- Born: January 18, 1922 Dumbarton, Scotland
- Died: July 25, 2007 (aged 85) Palm Desert, California, US
- Scientific career
- Fields: Soil science
- Institutions: Iowa State University

= John M. Bremner =

John McColl "Jack" Bremner (January 18, 1922 – July 25, 2007) was a soil scientist and agronomy professor at Iowa State University. An expert on the chemical composition of soil, he was a fellow of the American Association for the Advancement of Science and a member of the National Academy of Sciences.

==Biography==
Bremner grew up in Dumbarton, Scotland and attended Dumbarton Academy.

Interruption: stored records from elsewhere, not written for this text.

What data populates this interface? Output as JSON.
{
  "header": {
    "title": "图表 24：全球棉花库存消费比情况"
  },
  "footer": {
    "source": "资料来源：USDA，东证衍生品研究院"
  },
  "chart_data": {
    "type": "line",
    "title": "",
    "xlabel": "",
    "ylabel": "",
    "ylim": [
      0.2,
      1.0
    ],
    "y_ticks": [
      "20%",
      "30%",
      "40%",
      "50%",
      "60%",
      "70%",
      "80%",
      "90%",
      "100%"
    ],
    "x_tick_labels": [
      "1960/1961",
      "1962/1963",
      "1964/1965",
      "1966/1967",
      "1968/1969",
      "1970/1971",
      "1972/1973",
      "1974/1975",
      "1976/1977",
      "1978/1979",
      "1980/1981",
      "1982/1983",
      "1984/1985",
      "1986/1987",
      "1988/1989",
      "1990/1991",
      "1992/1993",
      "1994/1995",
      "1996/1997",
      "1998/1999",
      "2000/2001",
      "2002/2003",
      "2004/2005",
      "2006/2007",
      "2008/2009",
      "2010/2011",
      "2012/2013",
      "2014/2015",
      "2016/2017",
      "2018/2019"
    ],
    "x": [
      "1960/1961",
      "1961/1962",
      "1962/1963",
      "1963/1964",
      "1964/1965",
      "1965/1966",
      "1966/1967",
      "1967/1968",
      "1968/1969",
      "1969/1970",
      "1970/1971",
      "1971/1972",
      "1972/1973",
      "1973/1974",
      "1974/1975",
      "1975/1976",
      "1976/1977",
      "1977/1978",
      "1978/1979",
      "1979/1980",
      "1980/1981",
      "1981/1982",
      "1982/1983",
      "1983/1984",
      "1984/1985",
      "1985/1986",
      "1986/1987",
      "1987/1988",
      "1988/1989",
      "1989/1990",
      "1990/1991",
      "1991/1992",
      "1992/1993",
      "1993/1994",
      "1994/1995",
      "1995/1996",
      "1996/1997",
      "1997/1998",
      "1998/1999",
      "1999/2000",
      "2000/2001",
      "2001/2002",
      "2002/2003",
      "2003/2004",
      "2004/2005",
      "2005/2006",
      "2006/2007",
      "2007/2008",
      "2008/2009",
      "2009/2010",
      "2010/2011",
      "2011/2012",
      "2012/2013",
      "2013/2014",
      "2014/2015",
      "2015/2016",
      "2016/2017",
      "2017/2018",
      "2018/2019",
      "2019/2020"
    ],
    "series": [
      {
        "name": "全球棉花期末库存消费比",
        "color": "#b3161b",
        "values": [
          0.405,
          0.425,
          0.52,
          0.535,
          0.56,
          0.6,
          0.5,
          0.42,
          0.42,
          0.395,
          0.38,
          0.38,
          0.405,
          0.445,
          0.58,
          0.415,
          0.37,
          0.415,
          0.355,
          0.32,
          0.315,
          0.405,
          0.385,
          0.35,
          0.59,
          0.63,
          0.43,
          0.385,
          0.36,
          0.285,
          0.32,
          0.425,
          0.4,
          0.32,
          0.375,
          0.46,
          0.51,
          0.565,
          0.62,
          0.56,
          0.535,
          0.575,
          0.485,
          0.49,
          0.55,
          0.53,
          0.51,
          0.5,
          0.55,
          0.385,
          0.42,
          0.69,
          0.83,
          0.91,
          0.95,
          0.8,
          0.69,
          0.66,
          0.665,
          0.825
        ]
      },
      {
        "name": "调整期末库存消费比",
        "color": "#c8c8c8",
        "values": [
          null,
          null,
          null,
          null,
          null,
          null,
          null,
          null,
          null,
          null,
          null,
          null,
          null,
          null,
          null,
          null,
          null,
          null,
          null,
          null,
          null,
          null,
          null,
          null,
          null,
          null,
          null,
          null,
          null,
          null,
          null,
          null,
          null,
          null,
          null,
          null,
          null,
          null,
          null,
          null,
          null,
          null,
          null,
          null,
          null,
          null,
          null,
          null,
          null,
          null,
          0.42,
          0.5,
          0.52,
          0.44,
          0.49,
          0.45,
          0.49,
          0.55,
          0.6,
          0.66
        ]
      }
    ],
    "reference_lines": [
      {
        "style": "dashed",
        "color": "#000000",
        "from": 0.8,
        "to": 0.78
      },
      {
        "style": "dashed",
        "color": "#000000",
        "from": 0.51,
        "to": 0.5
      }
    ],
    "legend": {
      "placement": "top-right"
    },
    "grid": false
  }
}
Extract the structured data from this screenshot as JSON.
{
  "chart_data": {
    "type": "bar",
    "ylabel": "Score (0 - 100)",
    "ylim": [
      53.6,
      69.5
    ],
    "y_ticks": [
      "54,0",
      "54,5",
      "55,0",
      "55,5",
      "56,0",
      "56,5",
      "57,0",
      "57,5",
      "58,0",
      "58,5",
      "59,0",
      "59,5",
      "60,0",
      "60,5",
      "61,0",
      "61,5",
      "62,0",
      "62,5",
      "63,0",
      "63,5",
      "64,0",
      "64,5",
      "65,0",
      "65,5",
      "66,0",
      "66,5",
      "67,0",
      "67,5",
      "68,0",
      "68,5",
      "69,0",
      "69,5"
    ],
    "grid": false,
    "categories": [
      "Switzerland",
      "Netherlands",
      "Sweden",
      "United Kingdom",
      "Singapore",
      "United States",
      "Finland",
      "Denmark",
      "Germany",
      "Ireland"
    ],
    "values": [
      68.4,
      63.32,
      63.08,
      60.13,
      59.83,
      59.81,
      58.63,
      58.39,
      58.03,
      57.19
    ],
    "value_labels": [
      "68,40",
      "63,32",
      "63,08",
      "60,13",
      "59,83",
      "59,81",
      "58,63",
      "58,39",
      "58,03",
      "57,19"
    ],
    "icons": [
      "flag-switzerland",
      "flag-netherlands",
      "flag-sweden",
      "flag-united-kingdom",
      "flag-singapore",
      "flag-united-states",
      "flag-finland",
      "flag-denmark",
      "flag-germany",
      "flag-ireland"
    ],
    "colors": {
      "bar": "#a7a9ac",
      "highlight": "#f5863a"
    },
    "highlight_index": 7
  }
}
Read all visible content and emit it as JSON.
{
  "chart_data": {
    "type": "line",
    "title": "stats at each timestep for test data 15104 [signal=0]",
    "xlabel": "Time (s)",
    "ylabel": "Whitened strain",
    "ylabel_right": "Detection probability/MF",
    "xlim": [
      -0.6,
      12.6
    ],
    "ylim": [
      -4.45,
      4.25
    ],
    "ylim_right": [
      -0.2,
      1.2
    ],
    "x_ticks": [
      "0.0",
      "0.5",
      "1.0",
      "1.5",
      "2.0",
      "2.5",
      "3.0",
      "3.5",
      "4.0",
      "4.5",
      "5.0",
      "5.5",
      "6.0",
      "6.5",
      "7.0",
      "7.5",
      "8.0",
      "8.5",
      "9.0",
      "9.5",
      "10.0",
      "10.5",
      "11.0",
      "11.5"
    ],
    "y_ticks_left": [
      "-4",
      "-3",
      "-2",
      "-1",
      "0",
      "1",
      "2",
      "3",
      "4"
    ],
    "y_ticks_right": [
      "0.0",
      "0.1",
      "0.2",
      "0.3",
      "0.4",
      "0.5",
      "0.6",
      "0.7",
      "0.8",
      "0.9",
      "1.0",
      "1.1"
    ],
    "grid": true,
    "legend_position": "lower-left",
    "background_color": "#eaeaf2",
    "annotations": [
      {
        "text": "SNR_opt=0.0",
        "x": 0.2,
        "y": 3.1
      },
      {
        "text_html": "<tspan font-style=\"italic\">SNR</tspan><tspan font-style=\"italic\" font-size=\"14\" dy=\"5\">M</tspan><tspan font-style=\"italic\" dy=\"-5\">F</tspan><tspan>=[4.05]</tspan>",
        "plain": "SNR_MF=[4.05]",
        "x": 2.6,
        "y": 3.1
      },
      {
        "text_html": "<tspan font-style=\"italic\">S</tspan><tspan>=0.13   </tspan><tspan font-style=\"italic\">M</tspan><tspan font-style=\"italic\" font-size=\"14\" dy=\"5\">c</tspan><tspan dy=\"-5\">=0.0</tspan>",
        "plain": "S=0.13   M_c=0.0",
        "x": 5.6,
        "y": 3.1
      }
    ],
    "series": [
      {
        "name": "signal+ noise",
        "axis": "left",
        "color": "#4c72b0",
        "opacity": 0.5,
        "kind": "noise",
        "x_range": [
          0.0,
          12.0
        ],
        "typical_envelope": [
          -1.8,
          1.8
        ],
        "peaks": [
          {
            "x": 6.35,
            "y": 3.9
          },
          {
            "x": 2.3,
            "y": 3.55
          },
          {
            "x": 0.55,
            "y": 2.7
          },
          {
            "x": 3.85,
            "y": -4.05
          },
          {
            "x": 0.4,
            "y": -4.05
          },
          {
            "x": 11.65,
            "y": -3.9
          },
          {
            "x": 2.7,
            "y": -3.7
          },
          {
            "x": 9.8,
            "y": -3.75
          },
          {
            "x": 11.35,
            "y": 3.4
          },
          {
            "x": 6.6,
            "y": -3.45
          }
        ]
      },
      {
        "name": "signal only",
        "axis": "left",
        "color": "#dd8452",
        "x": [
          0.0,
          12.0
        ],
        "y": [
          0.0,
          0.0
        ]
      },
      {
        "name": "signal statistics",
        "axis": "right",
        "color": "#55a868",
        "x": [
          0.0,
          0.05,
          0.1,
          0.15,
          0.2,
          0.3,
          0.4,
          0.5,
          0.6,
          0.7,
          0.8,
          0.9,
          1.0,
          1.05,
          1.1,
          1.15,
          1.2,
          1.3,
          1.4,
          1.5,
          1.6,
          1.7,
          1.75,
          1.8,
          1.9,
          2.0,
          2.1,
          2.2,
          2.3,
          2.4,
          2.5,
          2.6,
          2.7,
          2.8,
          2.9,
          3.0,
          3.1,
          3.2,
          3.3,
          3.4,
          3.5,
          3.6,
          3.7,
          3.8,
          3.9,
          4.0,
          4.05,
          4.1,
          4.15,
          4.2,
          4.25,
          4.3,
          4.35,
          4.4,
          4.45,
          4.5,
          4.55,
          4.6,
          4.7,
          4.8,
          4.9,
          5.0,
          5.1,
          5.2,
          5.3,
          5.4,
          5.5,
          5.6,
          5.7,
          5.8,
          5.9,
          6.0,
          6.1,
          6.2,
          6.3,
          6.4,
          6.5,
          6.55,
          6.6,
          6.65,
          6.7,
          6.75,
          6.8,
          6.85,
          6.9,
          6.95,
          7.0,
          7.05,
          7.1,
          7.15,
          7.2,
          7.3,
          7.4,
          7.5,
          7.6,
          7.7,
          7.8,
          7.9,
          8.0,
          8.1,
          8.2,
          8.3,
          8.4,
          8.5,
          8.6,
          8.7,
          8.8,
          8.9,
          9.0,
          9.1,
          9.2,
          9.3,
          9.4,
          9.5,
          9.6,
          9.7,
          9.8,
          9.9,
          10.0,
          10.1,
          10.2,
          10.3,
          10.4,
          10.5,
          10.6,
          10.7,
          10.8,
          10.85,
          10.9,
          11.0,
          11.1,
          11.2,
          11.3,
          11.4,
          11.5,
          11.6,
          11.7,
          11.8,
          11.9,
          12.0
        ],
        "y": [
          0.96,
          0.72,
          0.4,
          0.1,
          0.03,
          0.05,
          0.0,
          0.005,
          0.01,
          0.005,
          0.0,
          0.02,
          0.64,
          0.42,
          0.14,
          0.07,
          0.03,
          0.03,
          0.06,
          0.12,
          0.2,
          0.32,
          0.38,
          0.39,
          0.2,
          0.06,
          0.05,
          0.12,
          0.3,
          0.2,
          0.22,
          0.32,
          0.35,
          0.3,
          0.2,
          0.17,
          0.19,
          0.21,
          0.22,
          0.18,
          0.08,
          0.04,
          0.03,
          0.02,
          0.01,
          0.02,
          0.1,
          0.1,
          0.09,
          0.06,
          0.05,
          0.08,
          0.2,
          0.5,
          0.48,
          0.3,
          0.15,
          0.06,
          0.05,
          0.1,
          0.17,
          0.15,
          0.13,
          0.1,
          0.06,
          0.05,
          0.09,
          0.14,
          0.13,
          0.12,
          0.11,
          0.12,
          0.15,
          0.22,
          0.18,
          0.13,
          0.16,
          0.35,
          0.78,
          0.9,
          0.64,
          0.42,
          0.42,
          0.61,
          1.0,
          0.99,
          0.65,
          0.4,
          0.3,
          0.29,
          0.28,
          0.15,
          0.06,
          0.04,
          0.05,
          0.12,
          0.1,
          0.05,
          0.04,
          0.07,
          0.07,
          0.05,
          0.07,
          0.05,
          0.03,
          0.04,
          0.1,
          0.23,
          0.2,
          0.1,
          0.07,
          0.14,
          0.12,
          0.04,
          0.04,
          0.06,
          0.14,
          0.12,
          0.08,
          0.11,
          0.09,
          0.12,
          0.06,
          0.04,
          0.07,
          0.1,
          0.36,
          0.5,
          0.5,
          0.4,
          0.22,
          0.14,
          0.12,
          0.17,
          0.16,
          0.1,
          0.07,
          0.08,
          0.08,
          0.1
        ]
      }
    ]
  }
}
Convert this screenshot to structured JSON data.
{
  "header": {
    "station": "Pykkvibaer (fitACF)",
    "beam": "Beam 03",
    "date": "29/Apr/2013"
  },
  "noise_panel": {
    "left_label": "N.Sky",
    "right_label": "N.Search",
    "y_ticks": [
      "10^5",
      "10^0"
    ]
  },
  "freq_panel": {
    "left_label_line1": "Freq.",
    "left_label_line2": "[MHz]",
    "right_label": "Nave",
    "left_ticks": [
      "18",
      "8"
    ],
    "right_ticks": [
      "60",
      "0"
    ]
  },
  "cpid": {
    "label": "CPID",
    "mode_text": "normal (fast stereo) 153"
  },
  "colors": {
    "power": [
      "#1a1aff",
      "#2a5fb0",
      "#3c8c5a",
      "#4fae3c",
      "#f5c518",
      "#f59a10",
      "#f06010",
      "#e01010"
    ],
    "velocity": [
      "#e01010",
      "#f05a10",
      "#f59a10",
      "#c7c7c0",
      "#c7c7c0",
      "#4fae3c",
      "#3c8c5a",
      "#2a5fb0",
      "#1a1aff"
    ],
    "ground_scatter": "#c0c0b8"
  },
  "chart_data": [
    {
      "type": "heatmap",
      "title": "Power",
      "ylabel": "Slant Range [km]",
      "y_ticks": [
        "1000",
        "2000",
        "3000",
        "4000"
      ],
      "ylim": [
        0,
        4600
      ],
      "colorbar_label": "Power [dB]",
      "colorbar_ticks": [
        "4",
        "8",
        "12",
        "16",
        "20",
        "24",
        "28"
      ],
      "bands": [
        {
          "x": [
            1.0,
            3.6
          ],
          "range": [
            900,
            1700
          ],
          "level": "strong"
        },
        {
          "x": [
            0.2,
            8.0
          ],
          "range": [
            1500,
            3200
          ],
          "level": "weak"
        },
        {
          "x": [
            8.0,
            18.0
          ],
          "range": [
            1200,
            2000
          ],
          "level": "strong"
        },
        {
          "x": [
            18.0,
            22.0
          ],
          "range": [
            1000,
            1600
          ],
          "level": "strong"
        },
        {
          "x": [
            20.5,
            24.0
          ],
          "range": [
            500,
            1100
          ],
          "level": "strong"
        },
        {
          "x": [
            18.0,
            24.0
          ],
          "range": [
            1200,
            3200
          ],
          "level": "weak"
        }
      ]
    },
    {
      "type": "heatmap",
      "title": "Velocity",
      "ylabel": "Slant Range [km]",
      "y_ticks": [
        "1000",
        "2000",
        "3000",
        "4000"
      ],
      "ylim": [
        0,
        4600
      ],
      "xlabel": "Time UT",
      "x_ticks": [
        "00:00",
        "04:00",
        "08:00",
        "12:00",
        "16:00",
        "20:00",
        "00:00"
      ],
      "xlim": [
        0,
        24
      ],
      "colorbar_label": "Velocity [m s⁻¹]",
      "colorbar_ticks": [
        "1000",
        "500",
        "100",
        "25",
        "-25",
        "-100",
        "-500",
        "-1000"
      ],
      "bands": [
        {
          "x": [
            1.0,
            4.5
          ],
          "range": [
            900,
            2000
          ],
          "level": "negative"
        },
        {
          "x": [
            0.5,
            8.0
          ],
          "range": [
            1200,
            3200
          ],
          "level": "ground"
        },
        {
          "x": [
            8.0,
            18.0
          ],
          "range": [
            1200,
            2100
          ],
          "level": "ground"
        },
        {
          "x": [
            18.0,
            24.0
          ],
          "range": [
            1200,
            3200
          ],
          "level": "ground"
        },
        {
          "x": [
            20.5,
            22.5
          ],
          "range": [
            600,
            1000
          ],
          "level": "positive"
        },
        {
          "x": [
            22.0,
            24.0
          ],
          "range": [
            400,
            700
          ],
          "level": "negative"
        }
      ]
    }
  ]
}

The son of a World War I veteran, Bremner had four older brothers and an older sister.

After earning an undergraduate degree at the University of Glasgow, he completed two doctorates from the University of London - one in chemistry and another in soil science. Bremner spent several years at the Rothamsted Experimental Station, and then he became a faculty member at Iowa State University from 1959 to 1992. He had been named the Charles F. Curtiss Distinguished Professor of Agriculture in 1975. He conducted research into the nitrogen and sulfur content of soil.

Bremner met his wife Mary at Rothamsted and they had two children. He was named a fellow of the American Association for the Advancement of Science in 1972 and was elected to the National Academy of Sciences in 1984. Bremner also received an honorary doctorate from Heriot-Watt University in 1970.

He retired from Iowa State in 1992. He died in 2007 at his home in Palm Desert, California. He was survived by his wife and two children.